Now, one cannot blame the tools for stupid policies that lead their
misuse in constructing makework processes, but (to take the
Heideggerian stance) they carry certain exacerbating values along with
them. Technologies can be 'seductive'.
The point of departure for me, was the definition of "overheads"
as justifiable makework according to some value set. Whose values,
exactly? And if, in Weber's sense, bureaucracy is an unavoidable side
effect of process, then the possibility to design "toil-free" systems
is really about complexity management, not post-facto eliminating toil
through automation, because that will only break things and introduce
more toil (Which is of course the primary theme of Gall's
"Systemantics").
At one of our dinners, Milton recalled traveling to an Asian country in the 1960s and visiting a worksite where a new canal was being built. He was shocked to see that, instead of modern tractors and earth movers, the workers had shovels. He asked why there were so few machines. The government bureaucrat explained: “You don’t understand. This is a jobs program.” To which Milton replied: “Oh, I thought you were trying to build a canal. If it’s jobs you want, then you should give these workers spoons, not shovels.”
Something can be both - and effectively work as both. Almost anyone can move a shovel even if not very well, but operating heavy machinery has many more dangers.
If your question is “how do we keep a relatively uneducated workforce employed gainfully” digging a canal with shovels Amy be the way to go. Especially if you only have a fixed number of useful canals.
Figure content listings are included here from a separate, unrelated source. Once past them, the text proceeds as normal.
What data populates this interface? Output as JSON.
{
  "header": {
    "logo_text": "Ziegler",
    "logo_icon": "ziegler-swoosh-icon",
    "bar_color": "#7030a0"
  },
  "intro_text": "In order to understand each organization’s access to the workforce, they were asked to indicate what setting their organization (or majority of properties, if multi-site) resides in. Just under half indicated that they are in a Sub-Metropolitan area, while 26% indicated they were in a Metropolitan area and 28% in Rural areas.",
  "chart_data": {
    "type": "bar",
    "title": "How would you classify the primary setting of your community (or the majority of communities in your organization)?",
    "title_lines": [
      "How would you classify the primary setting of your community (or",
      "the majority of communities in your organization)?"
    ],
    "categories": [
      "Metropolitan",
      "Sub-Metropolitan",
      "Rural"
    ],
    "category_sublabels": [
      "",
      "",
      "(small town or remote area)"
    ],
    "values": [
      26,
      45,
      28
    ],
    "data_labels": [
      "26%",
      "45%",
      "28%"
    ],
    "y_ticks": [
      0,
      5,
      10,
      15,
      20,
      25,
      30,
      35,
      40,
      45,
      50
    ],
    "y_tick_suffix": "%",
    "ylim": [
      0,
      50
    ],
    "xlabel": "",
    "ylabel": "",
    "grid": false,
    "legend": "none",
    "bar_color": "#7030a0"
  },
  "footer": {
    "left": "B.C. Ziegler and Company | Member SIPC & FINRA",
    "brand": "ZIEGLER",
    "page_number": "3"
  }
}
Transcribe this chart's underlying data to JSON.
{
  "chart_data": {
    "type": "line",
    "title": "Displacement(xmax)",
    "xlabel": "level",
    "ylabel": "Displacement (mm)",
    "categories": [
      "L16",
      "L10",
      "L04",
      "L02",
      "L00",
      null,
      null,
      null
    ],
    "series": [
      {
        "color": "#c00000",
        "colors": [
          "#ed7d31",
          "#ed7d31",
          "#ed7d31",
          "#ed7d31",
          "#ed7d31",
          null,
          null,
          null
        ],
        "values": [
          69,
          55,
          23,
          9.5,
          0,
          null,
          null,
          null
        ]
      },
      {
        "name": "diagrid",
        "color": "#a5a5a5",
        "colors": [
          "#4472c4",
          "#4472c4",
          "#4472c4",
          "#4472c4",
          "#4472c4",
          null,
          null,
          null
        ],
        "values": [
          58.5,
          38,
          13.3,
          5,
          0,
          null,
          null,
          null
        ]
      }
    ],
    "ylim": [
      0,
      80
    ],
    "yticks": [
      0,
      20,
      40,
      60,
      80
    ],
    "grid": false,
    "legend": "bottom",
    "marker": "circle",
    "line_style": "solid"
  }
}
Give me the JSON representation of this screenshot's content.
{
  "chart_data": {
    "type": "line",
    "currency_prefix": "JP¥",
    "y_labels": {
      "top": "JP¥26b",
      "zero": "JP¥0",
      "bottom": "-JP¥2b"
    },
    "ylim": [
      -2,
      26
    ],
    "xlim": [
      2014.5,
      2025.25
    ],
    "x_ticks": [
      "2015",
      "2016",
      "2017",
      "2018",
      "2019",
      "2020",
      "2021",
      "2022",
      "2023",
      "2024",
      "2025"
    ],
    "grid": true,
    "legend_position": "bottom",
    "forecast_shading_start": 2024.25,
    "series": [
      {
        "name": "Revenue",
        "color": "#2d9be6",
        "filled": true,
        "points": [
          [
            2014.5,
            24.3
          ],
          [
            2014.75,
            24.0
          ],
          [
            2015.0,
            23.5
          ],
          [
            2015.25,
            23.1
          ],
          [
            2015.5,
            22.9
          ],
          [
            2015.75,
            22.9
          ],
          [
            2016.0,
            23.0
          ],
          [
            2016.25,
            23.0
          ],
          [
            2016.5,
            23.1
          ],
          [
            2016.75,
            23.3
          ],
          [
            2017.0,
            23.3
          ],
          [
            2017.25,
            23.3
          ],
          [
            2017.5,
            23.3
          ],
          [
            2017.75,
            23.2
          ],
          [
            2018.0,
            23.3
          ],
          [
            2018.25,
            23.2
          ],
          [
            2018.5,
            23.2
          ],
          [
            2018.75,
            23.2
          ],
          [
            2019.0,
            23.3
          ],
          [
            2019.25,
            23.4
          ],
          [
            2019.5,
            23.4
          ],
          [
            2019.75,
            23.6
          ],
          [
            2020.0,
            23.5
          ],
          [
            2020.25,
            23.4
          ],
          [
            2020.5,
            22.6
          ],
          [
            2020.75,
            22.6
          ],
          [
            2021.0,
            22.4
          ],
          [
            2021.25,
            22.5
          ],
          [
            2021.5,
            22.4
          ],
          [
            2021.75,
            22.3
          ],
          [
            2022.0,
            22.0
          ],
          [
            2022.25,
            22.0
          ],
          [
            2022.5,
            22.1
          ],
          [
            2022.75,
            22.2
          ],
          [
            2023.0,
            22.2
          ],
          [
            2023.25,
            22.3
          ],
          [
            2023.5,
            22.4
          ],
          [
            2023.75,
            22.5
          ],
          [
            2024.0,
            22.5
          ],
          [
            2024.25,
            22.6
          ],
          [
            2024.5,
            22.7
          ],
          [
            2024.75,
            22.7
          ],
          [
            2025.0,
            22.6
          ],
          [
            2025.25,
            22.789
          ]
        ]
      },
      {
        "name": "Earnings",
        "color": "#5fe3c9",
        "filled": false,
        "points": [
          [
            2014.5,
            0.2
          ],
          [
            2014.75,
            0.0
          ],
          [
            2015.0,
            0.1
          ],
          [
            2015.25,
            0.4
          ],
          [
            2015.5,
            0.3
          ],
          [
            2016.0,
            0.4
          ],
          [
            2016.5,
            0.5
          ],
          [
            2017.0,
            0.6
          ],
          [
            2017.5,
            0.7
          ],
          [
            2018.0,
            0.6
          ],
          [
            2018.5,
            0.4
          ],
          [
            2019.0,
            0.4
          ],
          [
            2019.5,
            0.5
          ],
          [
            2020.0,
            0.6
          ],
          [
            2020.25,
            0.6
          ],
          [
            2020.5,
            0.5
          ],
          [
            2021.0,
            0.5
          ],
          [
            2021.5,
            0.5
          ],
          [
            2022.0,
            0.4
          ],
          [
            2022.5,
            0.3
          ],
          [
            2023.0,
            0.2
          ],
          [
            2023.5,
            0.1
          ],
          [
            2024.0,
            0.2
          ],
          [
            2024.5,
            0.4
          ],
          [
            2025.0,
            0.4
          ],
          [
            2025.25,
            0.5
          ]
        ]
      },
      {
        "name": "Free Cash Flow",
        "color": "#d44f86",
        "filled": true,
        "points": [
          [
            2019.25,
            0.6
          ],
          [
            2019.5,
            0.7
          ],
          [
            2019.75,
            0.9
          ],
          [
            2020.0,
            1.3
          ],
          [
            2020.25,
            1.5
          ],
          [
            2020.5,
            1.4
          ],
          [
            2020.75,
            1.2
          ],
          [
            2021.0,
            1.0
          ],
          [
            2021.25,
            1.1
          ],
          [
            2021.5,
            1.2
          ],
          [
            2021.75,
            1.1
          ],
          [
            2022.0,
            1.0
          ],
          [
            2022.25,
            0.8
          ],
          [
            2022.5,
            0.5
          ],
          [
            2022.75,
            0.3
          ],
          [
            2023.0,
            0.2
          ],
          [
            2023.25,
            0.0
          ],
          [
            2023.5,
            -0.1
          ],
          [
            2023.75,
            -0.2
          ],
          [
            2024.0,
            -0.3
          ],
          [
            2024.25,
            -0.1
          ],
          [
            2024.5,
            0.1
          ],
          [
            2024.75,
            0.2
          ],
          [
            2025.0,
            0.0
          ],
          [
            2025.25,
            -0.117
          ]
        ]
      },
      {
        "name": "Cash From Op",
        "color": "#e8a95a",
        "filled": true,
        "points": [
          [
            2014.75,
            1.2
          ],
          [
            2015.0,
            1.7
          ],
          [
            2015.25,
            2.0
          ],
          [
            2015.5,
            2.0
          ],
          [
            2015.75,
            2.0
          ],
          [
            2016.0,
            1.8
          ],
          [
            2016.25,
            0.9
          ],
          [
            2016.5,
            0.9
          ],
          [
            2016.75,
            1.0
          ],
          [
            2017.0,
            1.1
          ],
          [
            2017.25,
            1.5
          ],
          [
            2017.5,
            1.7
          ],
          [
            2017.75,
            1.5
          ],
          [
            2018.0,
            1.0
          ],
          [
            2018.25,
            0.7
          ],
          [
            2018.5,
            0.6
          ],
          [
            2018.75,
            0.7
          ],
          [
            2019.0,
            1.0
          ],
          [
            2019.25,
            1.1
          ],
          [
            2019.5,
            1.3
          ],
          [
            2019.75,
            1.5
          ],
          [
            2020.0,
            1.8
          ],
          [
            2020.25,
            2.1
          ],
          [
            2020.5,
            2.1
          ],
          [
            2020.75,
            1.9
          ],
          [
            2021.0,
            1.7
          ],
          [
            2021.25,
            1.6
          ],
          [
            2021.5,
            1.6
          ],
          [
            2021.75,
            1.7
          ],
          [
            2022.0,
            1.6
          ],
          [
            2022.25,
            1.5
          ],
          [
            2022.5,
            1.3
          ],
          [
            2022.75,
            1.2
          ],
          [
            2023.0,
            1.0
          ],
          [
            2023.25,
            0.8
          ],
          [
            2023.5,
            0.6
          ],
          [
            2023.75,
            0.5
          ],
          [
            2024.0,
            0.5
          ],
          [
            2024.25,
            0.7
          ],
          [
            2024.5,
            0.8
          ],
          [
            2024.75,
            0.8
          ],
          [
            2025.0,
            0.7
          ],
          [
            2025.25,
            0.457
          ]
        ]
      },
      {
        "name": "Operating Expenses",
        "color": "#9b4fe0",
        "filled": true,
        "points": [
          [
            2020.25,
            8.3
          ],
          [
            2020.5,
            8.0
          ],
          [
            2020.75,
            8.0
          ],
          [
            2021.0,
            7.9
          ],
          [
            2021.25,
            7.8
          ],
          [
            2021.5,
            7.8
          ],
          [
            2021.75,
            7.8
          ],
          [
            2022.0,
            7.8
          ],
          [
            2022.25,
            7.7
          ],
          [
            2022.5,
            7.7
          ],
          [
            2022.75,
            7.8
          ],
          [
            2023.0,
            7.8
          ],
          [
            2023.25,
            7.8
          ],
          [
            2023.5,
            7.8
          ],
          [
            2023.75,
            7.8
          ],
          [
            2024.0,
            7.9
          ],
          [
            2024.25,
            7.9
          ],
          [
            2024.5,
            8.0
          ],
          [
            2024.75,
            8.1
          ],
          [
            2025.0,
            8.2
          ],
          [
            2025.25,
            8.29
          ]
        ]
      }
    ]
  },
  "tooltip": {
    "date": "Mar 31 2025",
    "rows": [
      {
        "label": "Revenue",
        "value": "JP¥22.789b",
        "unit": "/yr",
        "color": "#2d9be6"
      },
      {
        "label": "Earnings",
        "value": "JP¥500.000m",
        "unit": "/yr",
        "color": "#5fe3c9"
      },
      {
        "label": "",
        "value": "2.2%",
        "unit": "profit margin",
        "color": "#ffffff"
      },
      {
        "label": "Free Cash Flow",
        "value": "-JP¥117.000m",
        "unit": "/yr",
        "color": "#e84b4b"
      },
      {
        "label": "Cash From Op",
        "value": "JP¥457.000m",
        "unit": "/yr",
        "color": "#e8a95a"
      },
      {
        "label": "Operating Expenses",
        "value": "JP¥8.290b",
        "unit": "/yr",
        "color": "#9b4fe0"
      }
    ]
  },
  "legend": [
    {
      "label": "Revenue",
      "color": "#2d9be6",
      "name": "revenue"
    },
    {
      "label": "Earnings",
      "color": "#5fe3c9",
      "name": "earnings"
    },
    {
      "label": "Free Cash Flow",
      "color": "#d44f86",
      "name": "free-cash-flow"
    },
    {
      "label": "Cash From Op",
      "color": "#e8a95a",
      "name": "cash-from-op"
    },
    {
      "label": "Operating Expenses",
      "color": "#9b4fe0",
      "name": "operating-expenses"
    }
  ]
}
And that, ladies and gentlemen, goes pretty far in explaining why American infrastructure costs are so high (although I suspect the paperwork burden, NIMBYism, and “citizen voice” are just as important).
I strongly support the Biden Administration infrastructure program. BUT selling it as a “Jobs” program (at a time of near record low unemployment) makes me very wary.
"the definition of "overheads" as justifiable makework according to some value set". What does this even mean? How is this "a value" that's "carried" in "Big Tech" software? What part of "the reality of using Big Tech products" produces makework? Making such a broad, sweeping generalization about an entire class of make zeros sense to me. Does Facebook "justify overheads" in the same way that Netflix "justifies overheads" in the same way that Apple "justifies overheads"? Instead of just lazily blaming toil on "Big Tech", I think it's better to recognize that toil happens everywhere that people care more about short-term solutions than optimizing long-term processes—a fundamental human problem, certainly not one that's unique to the latest fad of technology companies.
However, I really feel for the author, because the distance between this philosophically ambitious position and the reality of using Big Tech products - which in my life are the primary source of pointless makework activity - is sad and frustrating.
Now, one cannot blame the tools for stupid policies that lead their misuse in constructing makework processes, but (to take the Heideggerian stance) they carry certain exacerbating values along with them. Technologies can be 'seductive'.
The point of departure for me, was the definition of "overheads" as justifiable makework according to some value set. Whose values, exactly? And if, in Weber's sense, bureaucracy is an unavoidable side effect of process, then the possibility to design "toil-free" systems is really about complexity management, not post-facto eliminating toil through automation, because that will only break things and introduce more toil (Which is of course the primary theme of Gall's "Systemantics").